Converter kit butuh Rp400 M

Senin, 02 April 2012 - 09:07 WIB
Converter kit butuh...
Converter kit butuh Rp400 M
A A A
Sindonews.com - Kementerian Perindustrian menyatakan dana awal untuk memenuhi kebutuhan converter kit (alat konversi) di dalam negeri sekitar Rp400 miliar. Dana itu antara lain akan digunakan untuk mengimpor converter kit dari negara-negara produsen.

Pemerintah telah menjajaki kerja sama transfer teknologi dengan produsen converter kit asal Italia dan Korea Selatan.

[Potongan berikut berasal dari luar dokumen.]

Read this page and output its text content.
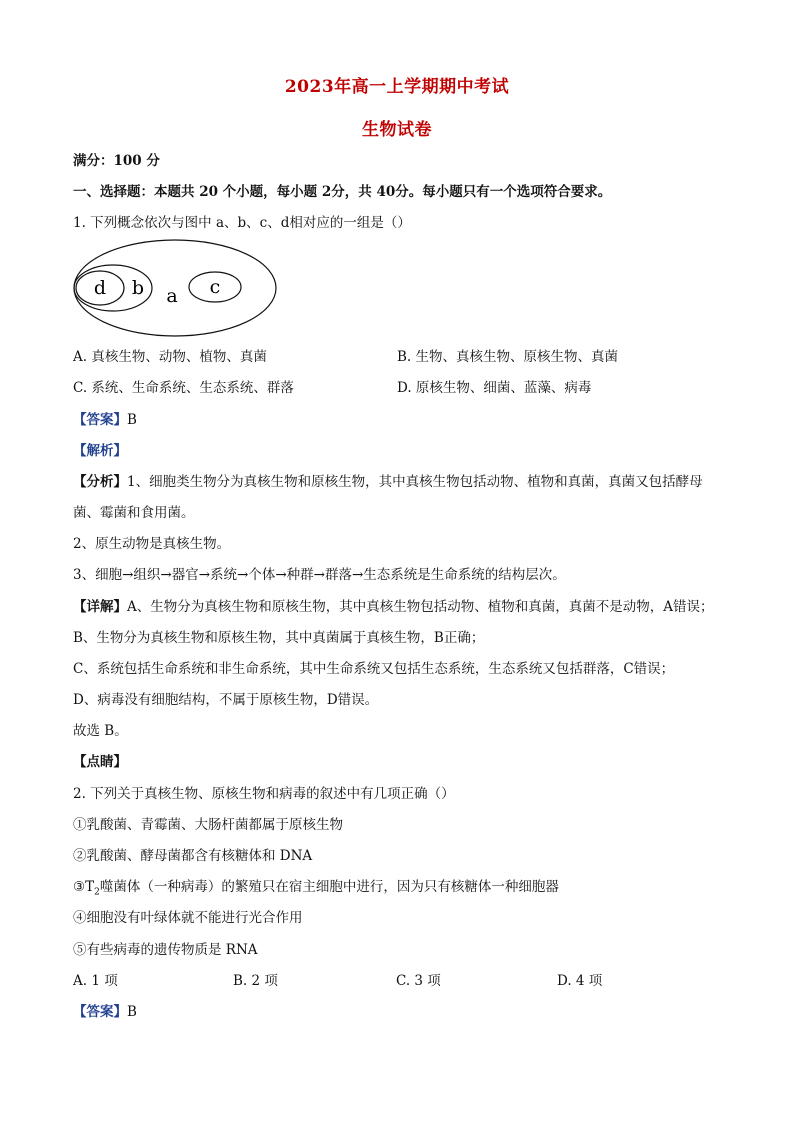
2023年高一上学期期中考试
生物试卷
满分：100 分
一、选择题：本题共 20 个小题，每小题 2分，共 40分。每小题只有一个选项符合要求。
1. 下列概念依次与图中 a、b、c、d相对应的一组是（）
d b a c
A. 真核生物、动物、植物、真菌	B. 生物、真核生物、原核生物、真菌
C. 系统、生命系统、生态系统、群落	D. 原核生物、细菌、蓝藻、病毒
【答案】B
【解析】
【分析】1、细胞类生物分为真核生物和原核生物，其中真核生物包括动物、植物和真菌，真菌又包括酵母
菌、霉菌和食用菌。
2、原生动物是真核生物。
3、细胞→组织→器官→系统→个体→种群→群落→生态系统是生命系统的结构层次。
【详解】A、生物分为真核生物和原核生物，其中真核生物包括动物、植物和真菌，真菌不是动物，A错误；
B、生物分为真核生物和原核生物，其中真菌属于真核生物，B正确；
C、系统包括生命系统和非生命系统，其中生命系统又包括生态系统，生态系统又包括群落，C错误；
D、病毒没有细胞结构，不属于原核生物，D错误。
故选 B。
【点睛】
2. 下列关于真核生物、原核生物和病毒的叙述中有几项正确（）
①乳酸菌、青霉菌、大肠杆菌都属于原核生物
②乳酸菌、酵母菌都含有核糖体和 DNA
$③T_2$噬菌体（一种病毒）的繁殖只在宿主细胞中进行，因为只有核糖体一种细胞器
④细胞没有叶绿体就不能进行光合作用
⑤有些病毒的遗传物质是 RNA
A. 1 项	B. 2 项	C. 3 项	D. 4 项
【答案】B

Indonesia kemungkinan nantinya akan mengimpor converter kit untuk tahap awal sekitar 25.000 unit atau 10 persen dari total kebutuhan.

Kebutuhan awal converter kit untuk memuluskan program konversi bahan bakar minyak (BBM) untuk kendaraan bermotor ke bahan bakar gas (BBG) mencapai 250.000 unit

”Saya sedang minta anggaran dari Kementerian Keuangan supaya dapat pembiayaan sehingga bisa impor converter kit.Pertama kali tidak sampai Rp400 miliar dari total anggaran Rp1 triliun,” kata Menteri Perindustrian MS Hidayat di Jakarta akhir pekan lalu.

Dia menambahkan, dana untuk mengimpor converter kit hanya bersifat sementara. Dana itu akan digunakan sambil menunggu badan usaha milik negara (BUMN) bisa memproduksi converter kit sendiri. Seperti diketahui, tiga BUMN ditunjuk untuk memproduksi converter kit, yakni PT Wijaya Karya (Wika), PT Pindad, dan PT Dirgantara Indonesia (DI). ”Jadi, Rp400 miliar itu hanya untuk impor sementara sampai tiga BUMN yang ditunjuk bisa memproduksi sendiri,” tegasnya.

Selain BUMN, kata dia, produsen lainnya yang mampu memproduksi converter kit di dalam negeri juga akan didukung oleh pemerintah. Seperti diberitakan sebelumnya, Koperasi Industri Komponen Otomotif (KIKO) pernah menyatakan sanggup memproduksi sekitar 2.000 unit converter kit. ”Semua yang punya potensi akan dibantu oleh Kementerian Perindustrian,” tandas Hidayat.

Dirjen Industri Unggulan Berbasis Teknologi Tinggi (IUBTT) Kemenperin Budi Darmadi menuturkan, yang mengetahui rincian biaya pengadaan converter kit di dalam negeri adalah Kementerian Energi dan Sumber Daya Mineral (ESDM).

”Anggaran yang tahu ESDM.Tapi biayanya termasuk memang untuk impor converter, bengkel, stasiun pompa gas, dan infrastruktur,” kata Budi.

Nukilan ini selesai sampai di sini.